I’ve talked about General Motor’s CEO Dan Akerson before, but for those who don’t remember, he was appointed to the board of directors by President Obama to represent the administration. He’s also been a big proponent of the gas tax which he believes will increase the cost of car ownership just enough to get America off of foreign oil by forcing us to choose crappy cars that use less fuel.
As though the fates are trying to prove to Akerson that a gas tax is the only way Americans will ever buy into their green dreams, the Chevy Volt has crossed over into the realm of abysmal failure (one step above abject failure).
Sales of the much-hyped Chevy Volt fell to new lows as did GM share price as July auto sales figures came in. Only 125 Volts were sold during the month of July. Recent reports attributed the slump to supply constraints as GM spokeswoman, Michelle Bunker, was quoted as saying that the Volt was “virtually sold out” and only a “few” were available nationwide. I have confirmed that this statement is not entirely truthful and have gotten clarification from GM through Director of Communications, Greg Martin.
So the “inventory constraints” excuse is bogus since as it turns out, there are actually 116 new Chevy Volts that could be purchased from lots right now. However, that is 116 more Chevy Volts than them market can bear.
Worse yet, everyone who could ever know anything about cars (which by the way does NOT include Akerson, who I may have mentioned was appointed to his role by the Obama administration) is saying that these increased fuel efficiency standards that are supposed to be great for the sale of Volts, are going to be terrible for the safety, pocketbooks and consumer choice:
Stringent fuel economy requirements like those set for 2025 will be impossible to meet without sacrificing the safety of the vehicles we’ll drive in the future.
That’s the prevailing opinion of most automotive engineers surveyed by the industry publication Wards Automotive.
About 75% of auto engineers who responded to the survey felt that a 2025 fuel economy requirement of 56.2 mpg — slightly higher than the final proposal announced last week — would jeopardize the safety of future cars and trucks.
Most also felt cars will have to be smaller, more expensive and less varied than they are today with about 90% doubting the goals can be met without sacrifices in vehicle cost, size, safety and choice.
Of course all of this “success” with the Chevy Volt is fueled (pun intended) by the American taxpayer. As Akerson was quick to point out when he appeared on Fareed Zakaria over the weekend, he thinks that’s a good thing:
“We’ve hired 115,000 automotive workers across the nation. So, it saved an industry that is profitable today, healthy today, it’s creating jobs and it saved jobs. We’ve paid back roughly $30 billion plus of the $50 billion that was put into the company.” (emphasis mine)
Some aren’t as convinced about the numbers as GM has used smoke and mirrors in the past to brighten the picture surrounding their bailout.

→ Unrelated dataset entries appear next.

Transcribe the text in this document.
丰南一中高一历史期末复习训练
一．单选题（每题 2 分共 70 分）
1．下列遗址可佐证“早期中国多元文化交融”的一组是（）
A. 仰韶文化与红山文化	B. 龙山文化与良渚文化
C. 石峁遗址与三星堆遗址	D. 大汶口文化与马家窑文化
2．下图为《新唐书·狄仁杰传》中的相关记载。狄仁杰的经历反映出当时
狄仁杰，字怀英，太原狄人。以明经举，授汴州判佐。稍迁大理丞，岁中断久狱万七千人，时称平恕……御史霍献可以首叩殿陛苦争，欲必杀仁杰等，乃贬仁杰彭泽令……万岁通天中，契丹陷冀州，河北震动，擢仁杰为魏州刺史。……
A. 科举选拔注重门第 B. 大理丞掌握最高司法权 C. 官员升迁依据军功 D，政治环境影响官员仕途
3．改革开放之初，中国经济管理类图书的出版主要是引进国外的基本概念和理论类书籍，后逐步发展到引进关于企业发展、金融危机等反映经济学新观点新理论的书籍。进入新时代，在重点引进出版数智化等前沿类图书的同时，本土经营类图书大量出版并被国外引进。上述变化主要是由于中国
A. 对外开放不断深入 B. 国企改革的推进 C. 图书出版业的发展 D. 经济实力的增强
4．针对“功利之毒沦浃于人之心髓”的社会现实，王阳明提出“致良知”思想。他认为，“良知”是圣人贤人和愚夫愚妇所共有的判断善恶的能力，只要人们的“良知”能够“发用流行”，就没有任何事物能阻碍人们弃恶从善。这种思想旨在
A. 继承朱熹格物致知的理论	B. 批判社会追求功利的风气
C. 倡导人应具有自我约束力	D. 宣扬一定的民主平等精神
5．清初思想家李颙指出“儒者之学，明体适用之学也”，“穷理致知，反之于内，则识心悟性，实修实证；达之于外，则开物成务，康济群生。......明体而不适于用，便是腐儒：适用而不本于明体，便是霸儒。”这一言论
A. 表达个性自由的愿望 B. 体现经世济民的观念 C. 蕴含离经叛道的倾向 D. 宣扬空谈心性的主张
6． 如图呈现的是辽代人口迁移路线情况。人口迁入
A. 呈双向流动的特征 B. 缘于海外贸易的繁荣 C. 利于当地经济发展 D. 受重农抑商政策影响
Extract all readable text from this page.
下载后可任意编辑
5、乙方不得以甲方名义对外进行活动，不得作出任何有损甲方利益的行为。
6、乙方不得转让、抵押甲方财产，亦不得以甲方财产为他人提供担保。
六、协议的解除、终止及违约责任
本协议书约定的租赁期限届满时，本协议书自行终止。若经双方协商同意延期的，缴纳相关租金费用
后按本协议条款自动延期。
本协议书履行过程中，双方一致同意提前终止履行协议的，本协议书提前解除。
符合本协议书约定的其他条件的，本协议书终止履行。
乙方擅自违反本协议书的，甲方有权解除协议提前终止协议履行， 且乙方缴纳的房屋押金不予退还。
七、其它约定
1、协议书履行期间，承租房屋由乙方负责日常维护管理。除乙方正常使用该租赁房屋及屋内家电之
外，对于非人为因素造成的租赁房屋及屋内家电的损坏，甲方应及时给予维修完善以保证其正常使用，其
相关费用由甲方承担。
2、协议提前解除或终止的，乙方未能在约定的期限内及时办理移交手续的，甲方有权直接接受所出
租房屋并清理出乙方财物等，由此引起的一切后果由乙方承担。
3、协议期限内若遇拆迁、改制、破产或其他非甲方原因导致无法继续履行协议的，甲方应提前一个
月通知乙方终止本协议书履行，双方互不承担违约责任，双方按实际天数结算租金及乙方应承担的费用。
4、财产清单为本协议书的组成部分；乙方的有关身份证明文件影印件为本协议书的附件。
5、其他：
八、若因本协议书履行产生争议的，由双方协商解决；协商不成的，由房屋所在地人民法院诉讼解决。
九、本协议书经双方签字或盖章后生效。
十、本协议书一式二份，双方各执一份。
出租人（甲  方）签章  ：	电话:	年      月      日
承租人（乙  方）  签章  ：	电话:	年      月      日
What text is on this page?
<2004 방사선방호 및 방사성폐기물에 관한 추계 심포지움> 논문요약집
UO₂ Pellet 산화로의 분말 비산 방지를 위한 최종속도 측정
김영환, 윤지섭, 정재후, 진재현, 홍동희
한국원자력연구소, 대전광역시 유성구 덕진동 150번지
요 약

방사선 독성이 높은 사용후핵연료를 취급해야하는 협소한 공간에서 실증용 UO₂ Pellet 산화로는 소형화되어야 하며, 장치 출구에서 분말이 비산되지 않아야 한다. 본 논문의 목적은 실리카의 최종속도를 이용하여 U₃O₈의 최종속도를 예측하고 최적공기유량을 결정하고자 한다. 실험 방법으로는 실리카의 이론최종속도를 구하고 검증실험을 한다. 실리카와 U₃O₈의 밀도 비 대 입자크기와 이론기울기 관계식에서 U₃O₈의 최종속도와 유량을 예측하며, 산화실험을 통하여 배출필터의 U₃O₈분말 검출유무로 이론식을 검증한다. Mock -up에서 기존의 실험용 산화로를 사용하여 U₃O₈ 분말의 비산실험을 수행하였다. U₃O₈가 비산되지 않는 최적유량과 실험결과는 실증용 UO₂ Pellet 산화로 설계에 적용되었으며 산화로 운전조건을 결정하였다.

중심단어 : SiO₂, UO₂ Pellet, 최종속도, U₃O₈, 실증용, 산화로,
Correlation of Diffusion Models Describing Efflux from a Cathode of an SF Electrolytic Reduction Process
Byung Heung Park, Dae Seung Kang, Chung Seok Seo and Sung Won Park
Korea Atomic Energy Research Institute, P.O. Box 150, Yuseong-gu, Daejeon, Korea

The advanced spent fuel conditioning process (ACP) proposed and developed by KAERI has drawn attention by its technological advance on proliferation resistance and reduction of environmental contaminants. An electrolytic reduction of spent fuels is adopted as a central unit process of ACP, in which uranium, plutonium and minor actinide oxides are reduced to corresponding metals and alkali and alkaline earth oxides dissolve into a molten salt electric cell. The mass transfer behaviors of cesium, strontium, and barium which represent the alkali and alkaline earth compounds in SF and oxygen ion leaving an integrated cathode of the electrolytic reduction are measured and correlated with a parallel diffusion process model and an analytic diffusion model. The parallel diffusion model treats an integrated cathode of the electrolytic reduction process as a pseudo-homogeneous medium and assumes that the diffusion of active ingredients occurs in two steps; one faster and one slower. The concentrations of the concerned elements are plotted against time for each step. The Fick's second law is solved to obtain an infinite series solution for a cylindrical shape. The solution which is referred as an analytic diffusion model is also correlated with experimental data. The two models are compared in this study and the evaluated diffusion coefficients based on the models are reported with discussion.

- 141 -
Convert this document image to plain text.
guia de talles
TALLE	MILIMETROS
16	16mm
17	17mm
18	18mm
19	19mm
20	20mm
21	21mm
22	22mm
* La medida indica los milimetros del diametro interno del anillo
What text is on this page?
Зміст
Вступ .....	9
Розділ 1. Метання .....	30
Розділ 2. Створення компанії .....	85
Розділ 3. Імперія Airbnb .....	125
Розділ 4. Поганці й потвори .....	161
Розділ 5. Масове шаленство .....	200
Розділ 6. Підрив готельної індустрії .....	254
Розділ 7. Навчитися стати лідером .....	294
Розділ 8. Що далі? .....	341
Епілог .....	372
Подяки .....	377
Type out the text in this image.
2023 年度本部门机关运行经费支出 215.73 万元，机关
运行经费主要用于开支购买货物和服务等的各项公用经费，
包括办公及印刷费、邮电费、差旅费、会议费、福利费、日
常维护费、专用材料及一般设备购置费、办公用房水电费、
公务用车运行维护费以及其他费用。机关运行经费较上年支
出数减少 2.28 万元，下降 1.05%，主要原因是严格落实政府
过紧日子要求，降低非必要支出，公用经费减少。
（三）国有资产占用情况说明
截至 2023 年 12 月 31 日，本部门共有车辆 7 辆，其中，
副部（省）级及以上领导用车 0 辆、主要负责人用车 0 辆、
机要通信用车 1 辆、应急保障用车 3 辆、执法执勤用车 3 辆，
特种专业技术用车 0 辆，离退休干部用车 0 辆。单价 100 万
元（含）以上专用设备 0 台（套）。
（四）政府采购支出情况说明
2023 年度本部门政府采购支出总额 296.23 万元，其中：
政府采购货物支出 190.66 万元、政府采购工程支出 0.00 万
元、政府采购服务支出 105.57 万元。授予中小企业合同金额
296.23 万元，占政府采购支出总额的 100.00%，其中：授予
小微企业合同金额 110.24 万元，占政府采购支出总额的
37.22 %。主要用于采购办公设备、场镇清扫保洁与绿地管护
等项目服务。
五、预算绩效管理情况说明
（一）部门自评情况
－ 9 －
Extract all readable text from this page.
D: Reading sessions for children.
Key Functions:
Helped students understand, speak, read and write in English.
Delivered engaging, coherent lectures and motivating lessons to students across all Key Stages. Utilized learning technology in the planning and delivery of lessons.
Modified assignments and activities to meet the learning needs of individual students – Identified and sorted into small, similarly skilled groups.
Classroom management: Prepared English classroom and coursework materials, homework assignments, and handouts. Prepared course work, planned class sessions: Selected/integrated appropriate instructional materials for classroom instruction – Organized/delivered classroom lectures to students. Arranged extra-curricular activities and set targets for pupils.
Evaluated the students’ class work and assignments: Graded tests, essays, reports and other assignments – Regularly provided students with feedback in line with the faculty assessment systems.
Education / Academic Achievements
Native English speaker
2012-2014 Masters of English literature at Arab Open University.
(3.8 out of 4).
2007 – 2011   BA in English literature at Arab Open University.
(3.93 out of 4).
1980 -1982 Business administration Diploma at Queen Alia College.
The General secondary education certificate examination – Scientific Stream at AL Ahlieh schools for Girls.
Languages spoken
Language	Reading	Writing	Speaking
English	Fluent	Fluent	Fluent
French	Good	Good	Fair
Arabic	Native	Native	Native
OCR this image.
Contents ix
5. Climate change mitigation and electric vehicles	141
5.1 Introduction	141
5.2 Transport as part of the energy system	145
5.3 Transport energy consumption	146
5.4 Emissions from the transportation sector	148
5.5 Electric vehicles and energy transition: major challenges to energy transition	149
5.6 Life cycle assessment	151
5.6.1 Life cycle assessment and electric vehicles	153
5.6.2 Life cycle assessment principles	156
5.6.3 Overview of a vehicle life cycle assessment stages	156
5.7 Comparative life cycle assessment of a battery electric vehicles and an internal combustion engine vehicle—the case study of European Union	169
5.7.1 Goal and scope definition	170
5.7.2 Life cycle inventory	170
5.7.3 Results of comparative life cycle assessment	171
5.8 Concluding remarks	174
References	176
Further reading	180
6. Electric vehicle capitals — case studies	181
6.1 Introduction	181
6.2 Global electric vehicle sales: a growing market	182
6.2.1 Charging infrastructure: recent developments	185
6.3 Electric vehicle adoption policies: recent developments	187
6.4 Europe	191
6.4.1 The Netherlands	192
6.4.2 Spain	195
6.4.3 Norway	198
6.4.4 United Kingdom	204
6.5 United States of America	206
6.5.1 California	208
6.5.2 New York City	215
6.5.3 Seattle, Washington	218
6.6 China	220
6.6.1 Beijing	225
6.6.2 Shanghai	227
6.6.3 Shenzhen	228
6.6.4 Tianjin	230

Currently, the treasury department is planning on selling the tax payer owned shares in September which should work out great considering how fantastic the market is doing.
Meanwhile, because of failures like the Volt, GM is spending massive amounts of money to lobby the government in the hopes of scoring even more tax payer dollars:
GM lobbied Congress on distracted driving legislation, tax credits for electric vehicles, research funding for advanced vehicles, taxes on energy, funding for ethanol and renewable fuel research, free trade deals with Korea, Panama and Colombia, and funding for the federal Pension Benefit Guarantee Corp. (emphasis mine)
That’s right, since they are losing money (our money) on the Volt, they need another “helping hand.” Not only that, but while they’re at it, they could really use some more scratch to cover all of those pesky pensions. So they’re back on Washington, at the behest of beltway insider Dan Akerson, to try and score even more dough from the American people. I suspect their wishes will be granted.
Make no mistake, we have not yet begun to calculate the losses that will be associated with allowing the government to pick and choose the winners in industry.
My eyes are moving to September of this year. It will be quite interesting to see how the sale of the US taxpayer ownership goes and whether or not the media will continue to carry the torch and keep quiet about all the reasons the American people should feel scorned about this cronyism.